Erdoğan’ın opera binası açılış müjdesini hatırlatan Demirel, “Bundan mutluluk duymamız gerek. Ama ülkede binlerce sanat emekçisi çaresizce ve sahipsizce kaderlerine terk edilmiş ise bizler mutluluğu yaşayamıyoruz. Acil olarak önce insan diyerek sektörde SGK’lı veya sigortasız çalışan binlerce sanat emekçisi için aylık yardım paketi başlatılması gerekiyor. Hem de hemen” diye konuşuyor. Yılbaşının bir fırsat olduğunu söyleyen oyuncu, “Mevcut iktidar sektörün kurumları ile görüşüp hızlıca harekete geçebilir. Ama bunu isterse ve elzem hissederse. Yoksa bizler yine ses çıkaran, talep edenler olarak konuşacağız ama Kültür Bakanlığı bütçe yok deyip arkasını dönecek” ifadelerini kullanıyor.

Demirel, sözlerini şöyle noktalandırıyor: “Uygar ve çağdaş devlet anlayışında yurttaşına karşı özellikle doğal afet ve pandemi koşullarında sorumluluk vardır. Bir kez daha yetkilileri sinema ve sahne sanatları çalışanlarına karşı duyarlı olmaya davet ediyoruz.”

DESTEKSİZ DEVAM EDEMEYİZ

Müzik dünyası adına konuşan davulcu Ediz Hafızoğlu ise, “Birçok müzik emekçisi kiralarını ödeyemediği için evden çıkıp anne babalarının yanına taşındı. Hayatını tamamen değiştirdi. Birçoğu da bir daha geri dönmemek üzere başka işlere başladı ya da iş arayışını sürdürmekte. Bu şekilde desteksiz ve yardımsız devam edilirse Türk müzik ve sanatı toparlanmamak üzere derin yaralar alacaktır” ifadelerini kullanıyor.

Pandemi yüzünden kapanan mekânlar, mekân çalışanları, müzisyenler, teknisyenler ve rodiler bu ülke yönetimi tarafından yok sayıldığını ifade eden Hafızoğlu, “Biz bu dönemi öyle ya da böyle atlatacağız, bunlar da nasıl olsa gidecek. Türkiye Cumhuriyeti’ni tekrar sosyal bir devlet haline getirmek hepimizin borcu. Biz düzgün bir hayat yaşamadık, yaşayamıyoruz ama bizden sonraki kulaklara iyi bir gelecek inşa etmek zorundayız” diyerek sözlerine son veriyor.

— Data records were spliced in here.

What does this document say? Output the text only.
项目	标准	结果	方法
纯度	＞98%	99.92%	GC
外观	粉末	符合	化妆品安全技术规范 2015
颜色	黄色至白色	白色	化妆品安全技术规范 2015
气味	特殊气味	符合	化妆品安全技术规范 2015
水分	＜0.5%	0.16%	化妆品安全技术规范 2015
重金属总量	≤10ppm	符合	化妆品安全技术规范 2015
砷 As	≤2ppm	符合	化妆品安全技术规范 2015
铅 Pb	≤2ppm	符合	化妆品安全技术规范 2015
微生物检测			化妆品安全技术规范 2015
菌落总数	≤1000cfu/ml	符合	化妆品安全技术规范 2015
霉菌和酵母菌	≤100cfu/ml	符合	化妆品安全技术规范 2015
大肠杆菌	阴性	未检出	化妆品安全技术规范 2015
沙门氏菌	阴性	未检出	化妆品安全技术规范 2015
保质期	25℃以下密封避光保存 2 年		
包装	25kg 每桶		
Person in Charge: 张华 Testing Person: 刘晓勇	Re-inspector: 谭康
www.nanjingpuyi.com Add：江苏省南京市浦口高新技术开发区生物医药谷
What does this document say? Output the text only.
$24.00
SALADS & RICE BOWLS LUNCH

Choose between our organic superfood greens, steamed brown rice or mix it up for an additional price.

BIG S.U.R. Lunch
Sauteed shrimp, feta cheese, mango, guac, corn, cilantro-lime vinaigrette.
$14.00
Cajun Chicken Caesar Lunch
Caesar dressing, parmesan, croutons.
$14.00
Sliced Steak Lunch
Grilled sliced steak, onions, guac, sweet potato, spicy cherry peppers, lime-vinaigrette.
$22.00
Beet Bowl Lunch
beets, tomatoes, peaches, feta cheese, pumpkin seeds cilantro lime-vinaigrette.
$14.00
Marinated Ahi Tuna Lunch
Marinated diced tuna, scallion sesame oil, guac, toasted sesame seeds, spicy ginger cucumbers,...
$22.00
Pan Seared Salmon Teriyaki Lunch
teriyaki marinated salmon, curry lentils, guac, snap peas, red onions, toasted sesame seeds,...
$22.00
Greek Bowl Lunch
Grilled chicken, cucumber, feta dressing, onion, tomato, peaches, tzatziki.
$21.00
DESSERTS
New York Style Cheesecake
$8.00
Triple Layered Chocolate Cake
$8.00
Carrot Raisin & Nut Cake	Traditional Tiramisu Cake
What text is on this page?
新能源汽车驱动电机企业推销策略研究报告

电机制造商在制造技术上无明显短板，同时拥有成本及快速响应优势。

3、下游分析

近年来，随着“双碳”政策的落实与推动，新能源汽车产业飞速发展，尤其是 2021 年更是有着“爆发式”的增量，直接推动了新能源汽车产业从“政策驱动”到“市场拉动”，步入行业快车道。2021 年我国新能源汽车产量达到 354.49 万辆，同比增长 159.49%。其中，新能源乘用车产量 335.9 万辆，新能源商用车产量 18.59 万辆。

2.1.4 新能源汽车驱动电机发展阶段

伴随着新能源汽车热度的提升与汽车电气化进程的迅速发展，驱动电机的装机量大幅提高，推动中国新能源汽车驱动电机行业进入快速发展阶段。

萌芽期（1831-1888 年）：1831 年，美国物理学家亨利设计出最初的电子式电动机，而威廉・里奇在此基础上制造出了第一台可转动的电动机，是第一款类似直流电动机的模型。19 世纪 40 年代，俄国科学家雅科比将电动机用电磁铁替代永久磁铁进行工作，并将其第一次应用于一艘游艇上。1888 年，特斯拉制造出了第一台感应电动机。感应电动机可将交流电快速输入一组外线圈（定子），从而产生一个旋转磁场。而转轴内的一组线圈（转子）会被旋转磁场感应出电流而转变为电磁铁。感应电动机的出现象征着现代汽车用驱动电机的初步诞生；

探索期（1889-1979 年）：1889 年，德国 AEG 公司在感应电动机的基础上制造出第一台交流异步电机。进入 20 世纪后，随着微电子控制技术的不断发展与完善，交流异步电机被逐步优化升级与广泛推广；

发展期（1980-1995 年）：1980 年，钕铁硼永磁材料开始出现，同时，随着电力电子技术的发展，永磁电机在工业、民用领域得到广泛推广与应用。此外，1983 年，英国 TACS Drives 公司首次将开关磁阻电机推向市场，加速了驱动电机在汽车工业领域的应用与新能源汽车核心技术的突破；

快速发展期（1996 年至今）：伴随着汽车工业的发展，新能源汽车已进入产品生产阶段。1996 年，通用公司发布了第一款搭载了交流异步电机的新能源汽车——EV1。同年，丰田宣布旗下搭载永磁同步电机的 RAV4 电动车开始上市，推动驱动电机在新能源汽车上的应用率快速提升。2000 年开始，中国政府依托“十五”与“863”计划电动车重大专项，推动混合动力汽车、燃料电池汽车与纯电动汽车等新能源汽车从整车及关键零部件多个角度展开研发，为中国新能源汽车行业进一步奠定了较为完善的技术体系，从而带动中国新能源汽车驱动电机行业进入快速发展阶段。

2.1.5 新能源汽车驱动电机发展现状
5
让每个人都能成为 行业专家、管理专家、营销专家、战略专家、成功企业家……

SANATÇILARIN SORUNLARI MECLİS GÜNDEMİNDE

CHP İstanbul Milletvekili Sera Kadıgil, kültür sanat emekçilerinin sorunlarını Meclis gündemine taşıdı. Kadıgil, Aile Bakanı Zehra Zümrüt Selçuk tarafından yanıtlanmasını istediği soru önergesinde, “Başta bireysel sanatçılar ve icracılar olmak üzere kamu yararına çalışan tüm yaratıcı sektör çalışanlarının, sigortalılık durumuna bakılmaksızın ekonomik durumlarını asgari düzeyde, doğrudan ve karşılıksız yardımlarla güvence altına alacak bir çalışma ne zaman yapılacak?” diye sordu.